Case Study: Alterations of the Renal and Urologic Function
Mr. J.R. is a 73-year-old man, who was admitted to the hospital with clinical manifestations of gastroenteritis and possible renal failure. The patient’s chief complaints are fever, nausea with vomiting and diarrhea for 48 hours, weakness, dizziness, and a bothersome metallic taste in the mouth. The patient is pale and sweaty. He had been well until two days ago, when he began to experience severe nausea several hours after eating two burritos for supper. The burritos had been ordered from a local fast-food restaurant. The nausea persisted and he vomited twice with some relief. As the evening progressed, he continued to feel “very bad” and took some Pepto-Bismol to help settle his stomach. Soon thereafter, he began to feel achy and warm. His temperature at the time was 100. 5°F. He has continued to experience nausea, vomiting, and a fever. He has not been able to tolerate any solid foods or liquids. Since yesterday, he has had 5–6 watery bowel movements. He has not noticed any blood in the stools. His wife brought him to the ER because he was becoming weak and dizzy when he tried to stand up. His wife denies any recent travel, use of antibiotics, laxatives, or excessive caffeine, or that her husband has an eating disorder.
Case Study Questions
- Based on the information provided above, which two types of acute renal failure are most likely.

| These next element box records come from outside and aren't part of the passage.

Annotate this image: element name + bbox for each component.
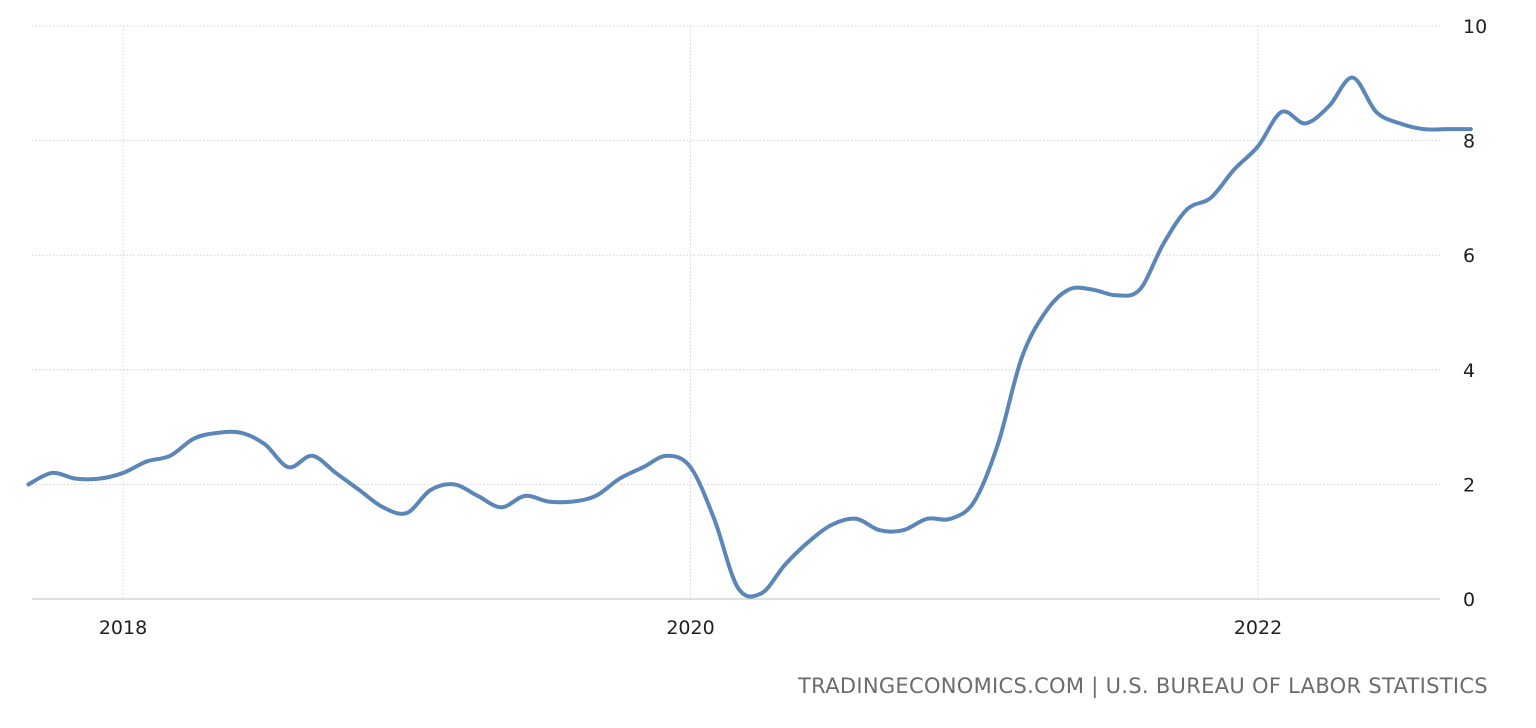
data-point [877, 527, 883, 533]
data-point [144, 458, 150, 464]
data-point [688, 464, 694, 470]
data-point [1397, 120, 1403, 126]
data-point [120, 470, 126, 476]
data-point [49, 470, 55, 476]
data-point [1137, 287, 1143, 293]
data-point [569, 499, 575, 505]
data-point [829, 522, 835, 528]
data-point [664, 453, 670, 459]
data-point [1208, 195, 1214, 201]
data-point [1113, 292, 1119, 298]
data-point [617, 476, 623, 482]
data-point [309, 453, 315, 459]
data-point [1231, 166, 1237, 172]
data-point [758, 590, 764, 596]
source-credit: TRADINGECONOMICS.COM | U.S. BUREAU OF LA… [798, 674, 1488, 698]
data-point [333, 470, 339, 476]
data-point [1019, 355, 1025, 361]
data-point [546, 499, 552, 505]
data-point [238, 430, 244, 436]
data-point [1350, 75, 1356, 81]
data-point [191, 436, 197, 442]
data-point [924, 516, 930, 522]
data-point [451, 481, 457, 487]
data-point [262, 441, 268, 447]
data-point [971, 499, 977, 505]
data-point [782, 562, 788, 568]
data-point [900, 527, 906, 533]
y-tick-label: 6 [1463, 245, 1475, 267]
data-point [25, 481, 31, 487]
data-point [356, 487, 362, 493]
y-tick-label: 8 [1463, 131, 1475, 153]
data-point [640, 464, 646, 470]
x-tick-label: 2022 [1234, 617, 1282, 639]
data-point [427, 487, 433, 493]
data-point [73, 476, 79, 482]
data-point [1255, 143, 1261, 149]
x-tick-label: 2020 [666, 617, 714, 639]
data-point [1160, 241, 1166, 247]
data-point [1042, 310, 1048, 316]
x-tick-label: 2018 [99, 617, 147, 639]
data-point [1421, 126, 1427, 132]
data-point [995, 441, 1001, 447]
data-point [1089, 287, 1095, 293]
y-tick-label: 2 [1463, 474, 1475, 496]
data-point [475, 493, 481, 499]
data-point [404, 510, 410, 516]
data-point [167, 453, 173, 459]
data-point [1066, 287, 1072, 293]
data-point [1302, 120, 1308, 126]
data-point [735, 585, 741, 591]
data-point [522, 493, 528, 499]
data-point [1468, 126, 1474, 132]
data-point [215, 430, 221, 436]
data-point [1326, 103, 1332, 109]
x-axis-ticks: 2018 2020 2022 [99, 617, 1282, 639]
data-point [806, 539, 812, 545]
y-tick-label: 10 [1463, 16, 1487, 38]
grid-lines [32, 25, 1440, 600]
y-tick-label: 4 [1463, 360, 1475, 382]
data-point [853, 516, 859, 522]
data-point [1184, 206, 1190, 212]
data-point [593, 493, 599, 499]
series-layer [25, 75, 1474, 599]
data-point [380, 504, 386, 510]
series-line-0 [26, 75, 1473, 599]
data-point [948, 516, 954, 522]
data-point [1279, 109, 1285, 115]
data-point [286, 464, 292, 470]
data-point [1444, 126, 1450, 132]
data-point [1373, 109, 1379, 115]
y-axis-ticks: 0 2 4 6 8 10 [1463, 16, 1487, 611]
data-point [711, 516, 717, 522]
data-point [96, 476, 102, 482]
y-tick-label: 0 [1463, 589, 1475, 611]
data-point [498, 504, 504, 510]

- List four major risk factors that are likely to be contributing to the patient’s kidney failure.
- If acute renal failure progresses to chronic renal failure, hemoglobin and hematocrit may decrease significantly and a peripheral blood smear may indicate a normocytic, normochromic anemia. Suggest two pathophysiologic mechanisms that explain the abnormal hemoglobin level, hematocrit, and peripheral blood smear.
- Which laboratory data suggest that the infection is probably viral and not bacterial?
- Why is it appropriate that a serum creatinine phosphokinase assay was not ordered?